Firms yet to grasp legal tech in Libor transition

By Rebekah Tunstead | 15 May 2019

A lack in resources due to pressure from upcoming regulations, and failure by regulators and associations to come to a consensus on how to navigate the transition away from Libor means firms should ensure they have the legal technology ready to survive the next couple of months, both lawyers and legal service firms agree.

“I haven’t seen a big uptake of banks, even the big tier-one banks, in incorporating Libor fallback provision into documents yet,” Justin Ridl, global head of legal services at Cognia Law.

“With phase five of variation margin kicking in September next year, and Brexit whenever that happens, and then this Libor monster that is coming, the biggest challenge is whether there are going to be enough legal resources in the market to support all of those regulatory reform repapering,” he says.
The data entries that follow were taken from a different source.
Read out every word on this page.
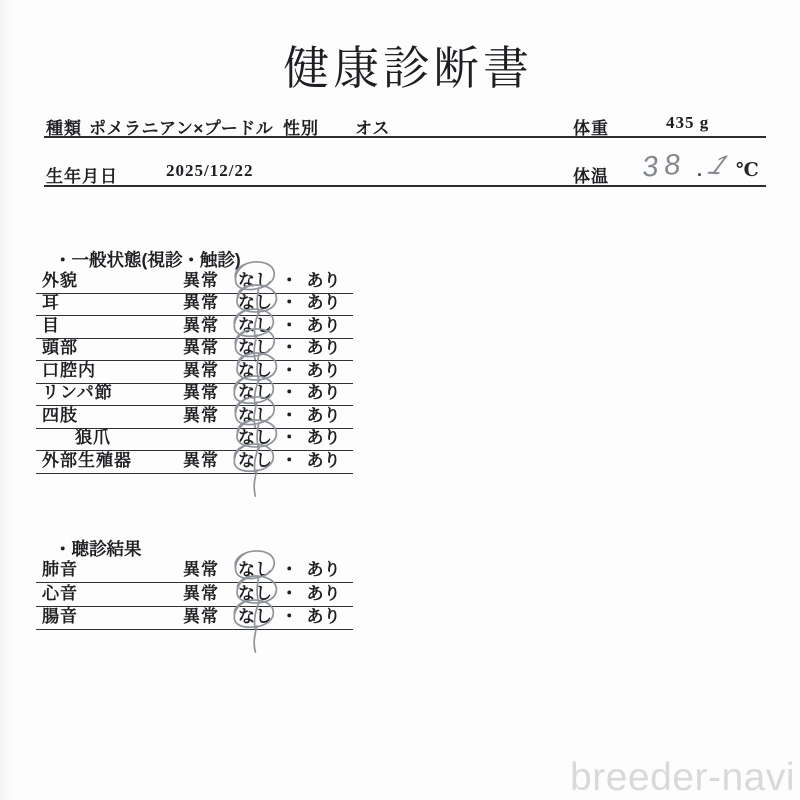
健康診断書
種類 ポメラニアン×プードル 性別 オス	体重	435 g
生年月日	2025/12/22	体温 38 . 1 ℃
・一般状態(視診・触診)
外貌	異常 なし ・ あり
耳	異常 なし ・ あり
目	異常 なし ・ あり
頭部	異常 なし ・ あり
口腔内	異常 なし ・ あり
リンパ節	異常 なし ・ あり
四肢	異常 なし ・ あり
狼爪	なし ・ あり
外部生殖器	異常 なし ・ あり
・聴診結果
肺音	異常 なし ・ あり
心音	異常 なし ・ あり
腸音	異常 なし ・ あり
breeder-navi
Firms are currently preparing for the transition away from the Libor reference interest rate that has been used for several decades to the recommended alternatives.
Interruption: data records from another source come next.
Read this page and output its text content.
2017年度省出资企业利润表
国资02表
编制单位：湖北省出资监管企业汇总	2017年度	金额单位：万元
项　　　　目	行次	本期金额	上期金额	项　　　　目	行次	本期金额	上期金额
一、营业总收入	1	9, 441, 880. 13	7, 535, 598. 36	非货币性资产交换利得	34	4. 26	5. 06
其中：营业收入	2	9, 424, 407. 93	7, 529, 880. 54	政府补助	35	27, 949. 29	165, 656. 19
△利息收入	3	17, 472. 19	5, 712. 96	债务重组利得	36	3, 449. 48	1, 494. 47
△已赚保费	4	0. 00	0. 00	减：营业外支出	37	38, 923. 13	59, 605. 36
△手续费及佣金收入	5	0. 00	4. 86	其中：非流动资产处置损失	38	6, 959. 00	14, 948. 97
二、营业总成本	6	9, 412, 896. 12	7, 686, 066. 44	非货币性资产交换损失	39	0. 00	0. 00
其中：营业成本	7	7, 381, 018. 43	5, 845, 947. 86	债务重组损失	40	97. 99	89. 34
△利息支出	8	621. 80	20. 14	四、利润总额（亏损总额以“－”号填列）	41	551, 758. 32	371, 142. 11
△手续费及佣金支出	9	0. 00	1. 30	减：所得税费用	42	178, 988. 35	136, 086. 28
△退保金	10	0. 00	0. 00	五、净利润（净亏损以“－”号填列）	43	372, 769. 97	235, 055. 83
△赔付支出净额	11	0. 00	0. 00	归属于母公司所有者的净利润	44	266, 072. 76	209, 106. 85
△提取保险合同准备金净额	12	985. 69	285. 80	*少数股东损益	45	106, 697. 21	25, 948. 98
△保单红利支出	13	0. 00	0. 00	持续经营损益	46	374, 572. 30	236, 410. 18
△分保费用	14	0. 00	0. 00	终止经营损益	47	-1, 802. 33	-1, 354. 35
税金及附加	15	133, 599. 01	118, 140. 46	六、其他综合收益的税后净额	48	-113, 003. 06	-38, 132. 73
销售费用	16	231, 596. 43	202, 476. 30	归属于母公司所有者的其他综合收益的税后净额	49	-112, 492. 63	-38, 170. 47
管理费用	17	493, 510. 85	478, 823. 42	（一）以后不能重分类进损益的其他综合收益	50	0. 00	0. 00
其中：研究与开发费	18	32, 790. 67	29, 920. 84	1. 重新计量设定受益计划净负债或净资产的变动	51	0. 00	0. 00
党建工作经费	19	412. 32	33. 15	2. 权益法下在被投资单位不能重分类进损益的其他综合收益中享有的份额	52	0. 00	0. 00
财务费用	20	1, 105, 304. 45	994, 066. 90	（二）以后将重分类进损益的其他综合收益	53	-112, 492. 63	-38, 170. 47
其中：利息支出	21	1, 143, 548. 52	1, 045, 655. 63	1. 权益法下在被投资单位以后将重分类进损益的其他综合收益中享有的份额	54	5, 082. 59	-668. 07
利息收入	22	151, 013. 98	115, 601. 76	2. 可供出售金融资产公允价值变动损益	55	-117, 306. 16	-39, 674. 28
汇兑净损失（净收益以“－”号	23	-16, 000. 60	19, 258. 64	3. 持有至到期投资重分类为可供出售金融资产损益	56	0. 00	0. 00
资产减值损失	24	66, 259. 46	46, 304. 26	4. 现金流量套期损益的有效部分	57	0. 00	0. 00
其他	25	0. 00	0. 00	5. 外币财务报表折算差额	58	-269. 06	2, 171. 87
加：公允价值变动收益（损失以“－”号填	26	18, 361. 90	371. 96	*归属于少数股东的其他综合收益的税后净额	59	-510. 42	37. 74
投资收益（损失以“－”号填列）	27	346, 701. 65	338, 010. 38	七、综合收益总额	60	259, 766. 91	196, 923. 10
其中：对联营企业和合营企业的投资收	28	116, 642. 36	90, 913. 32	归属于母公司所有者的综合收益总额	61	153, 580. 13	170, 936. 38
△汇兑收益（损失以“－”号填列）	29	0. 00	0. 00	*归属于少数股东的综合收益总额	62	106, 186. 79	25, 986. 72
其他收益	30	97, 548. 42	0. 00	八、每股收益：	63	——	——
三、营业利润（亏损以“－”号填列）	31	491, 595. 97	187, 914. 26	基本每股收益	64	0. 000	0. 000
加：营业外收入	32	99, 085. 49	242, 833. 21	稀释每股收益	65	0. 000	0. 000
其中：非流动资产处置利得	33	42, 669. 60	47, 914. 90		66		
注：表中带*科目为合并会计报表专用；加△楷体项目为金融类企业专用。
For Jason Pugh, managing director of D2 legal technology, while many banks are looking to legal technology to assist, some continue to rely on manual processes.
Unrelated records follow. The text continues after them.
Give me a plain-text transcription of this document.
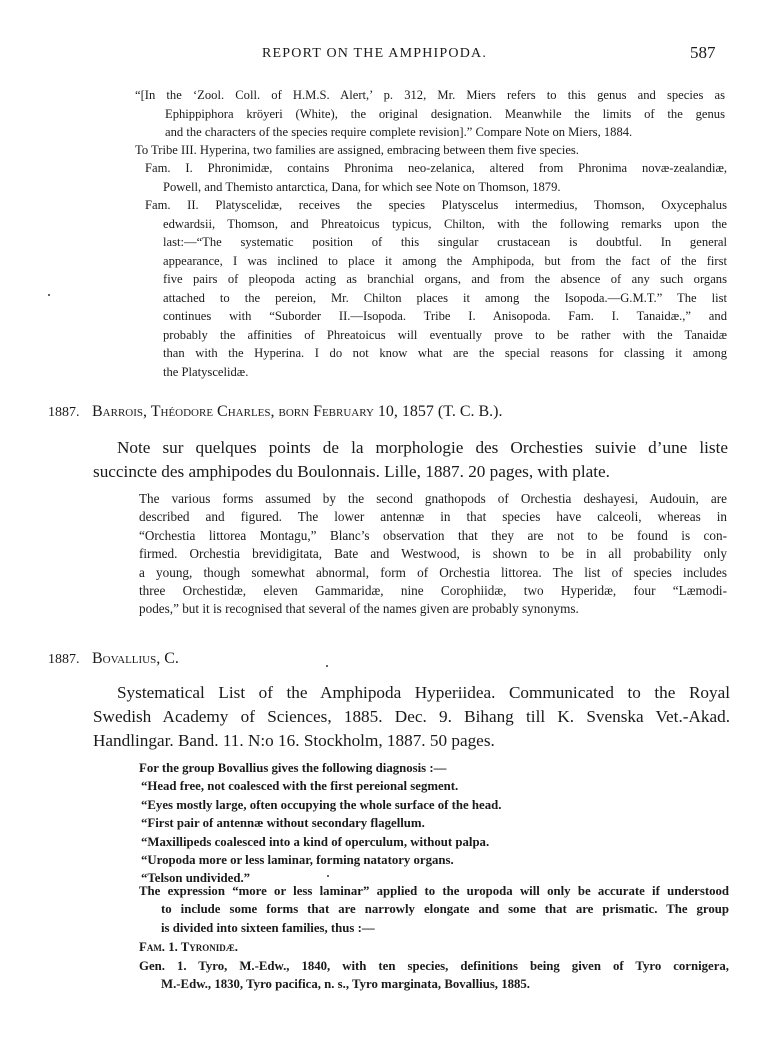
REPORT ON THE AMPHIPODA.	587
“[In the ‘Zool. Coll. of H.M.S. Alert,’ p. 312, Mr. Miers refers to this genus and species as
Ephippiphora kröyeri (White), the original designation. Meanwhile the limits of the genus
and the characters of the species require complete revision].” Compare Note on Miers, 1884.
To Tribe III. Hyperina, two families are assigned, embracing between them five species.
Fam. I. Phronimidæ, contains Phronima neo-zelanica, altered from Phronima novæ-zealandiæ,
Powell, and Themisto antarctica, Dana, for which see Note on Thomson, 1879.
Fam. II. Platyscelidæ, receives the species Platyscelus intermedius, Thomson, Oxycephalus
edwardsii, Thomson, and Phreatoicus typicus, Chilton, with the following remarks upon the
last:—“The systematic position of this singular crustacean is doubtful. In general
appearance, I was inclined to place it among the Amphipoda, but from the fact of the first
five pairs of pleopoda acting as branchial organs, and from the absence of any such organs
attached to the pereion, Mr. Chilton places it among the Isopoda.—G.M.T.” The list
continues with “Suborder II.—Isopoda. Tribe I. Anisopoda. Fam. I. Tanaidæ.,” and
probably the affinities of Phreatoicus will eventually prove to be rather with the Tanaidæ
than with the Hyperina. I do not know what are the special reasons for classing it among
the Platyscelidæ.
1887. Barrois, Théodore Charles, born February 10, 1857 (T. C. B.).
Note sur quelques points de la morphologie des Orchesties suivie d’une liste
succincte des amphipodes du Boulonnais. Lille, 1887. 20 pages, with plate.
The various forms assumed by the second gnathopods of Orchestia deshayesi, Audouin, are
described and figured. The lower antennæ in that species have calceoli, whereas in
“Orchestia littorea Montagu,” Blanc’s observation that they are not to be found is con-
firmed. Orchestia brevidigitata, Bate and Westwood, is shown to be in all probability only
a young, though somewhat abnormal, form of Orchestia littorea. The list of species includes
three Orchestidæ, eleven Gammaridæ, nine Corophiidæ, two Hyperidæ, four “Læmodi-
podes,” but it is recognised that several of the names given are probably synonyms.
1887. Bovallius, C.
Systematical List of the Amphipoda Hyperiidea. Communicated to the Royal
Swedish Academy of Sciences, 1885. Dec. 9. Bihang till K. Svenska Vet.-Akad.
Handlingar. Band. 11. N:o 16. Stockholm, 1887. 50 pages.
For the group Bovallius gives the following diagnosis :—
“Head free, not coalesced with the first pereional segment.
“Eyes mostly large, often occupying the whole surface of the head.
“First pair of antennæ without secondary flagellum.
“Maxillipeds coalesced into a kind of operculum, without palpa.
“Uropoda more or less laminar, forming natatory organs.
“Telson undivided.”
The expression “more or less laminar” applied to the uropoda will only be accurate if understood
to include some forms that are narrowly elongate and some that are prismatic. The group
is divided into sixteen families, thus :—
Fam. 1. Tyronidæ.
Gen. 1. Tyro, M.-Edw., 1840, with ten species, definitions being given of Tyro cornigera,
M.-Edw., 1830, Tyro pacifica, n. s., Tyro marginata, Bovallius, 1885.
“I’ve been talking to about eight or nine banks and a couple of them are doing everything manually. They are going to build an army of review,” says Pugh. “I talked to a bank last week, a big reputable tier one bank has plans in the Autumn to mobilize resources for this but haven’t really mentioned technology in their pitches.

“Derivatives will be less difficult than syndicated loans and bonds, so it depends a bit on their portfolio, but most banks I’ve talked to are looking to leverage some form of automated data extraction,” he says.

While national regulators and associations are trying to navigate away from the Libor, Stephen Allen, global head of legal services delivery at Hogan Lovells says firms shouldn’t be waiting for regulatory consensus.

“There is a multitude of regulators governing Libor some of which have made comment, and others that have not yet,” says Allen. “The other challenge is that there are a whole load of associations like the LMA, and ISDA who equally have yet to set out where they are, so it’s really difficult for banks to know what it is they need to do.”

“If you waited until you knew what every single regulator, and every single trading association or management association wanted to do, you wouldn’t be able to get the work done in time because it’s such a large piece of work,” he says.

In May, the International Accounting Standards Board published proposals to offer relief for how banks and other financial services firms treat Libor-type benchmarks on their balance sheets.

For Pugh, the scale of work necessary in the transition away from Libor cannot be underestimated.

“We’ve got a situation where many organizations across the market have been accumulating legal documents over many decades. That data has been often stored inaccurately, and not tagged.

 “With Ibor what you’ve got is all of these different concepts coming together, legal data is absolutely integral for understanding the legal risk of the different permutations. In the past it has been sidelined, it has been under-invested. People have looked at the trading risk, but they haven’t looked at the underlying contractual data,” he says.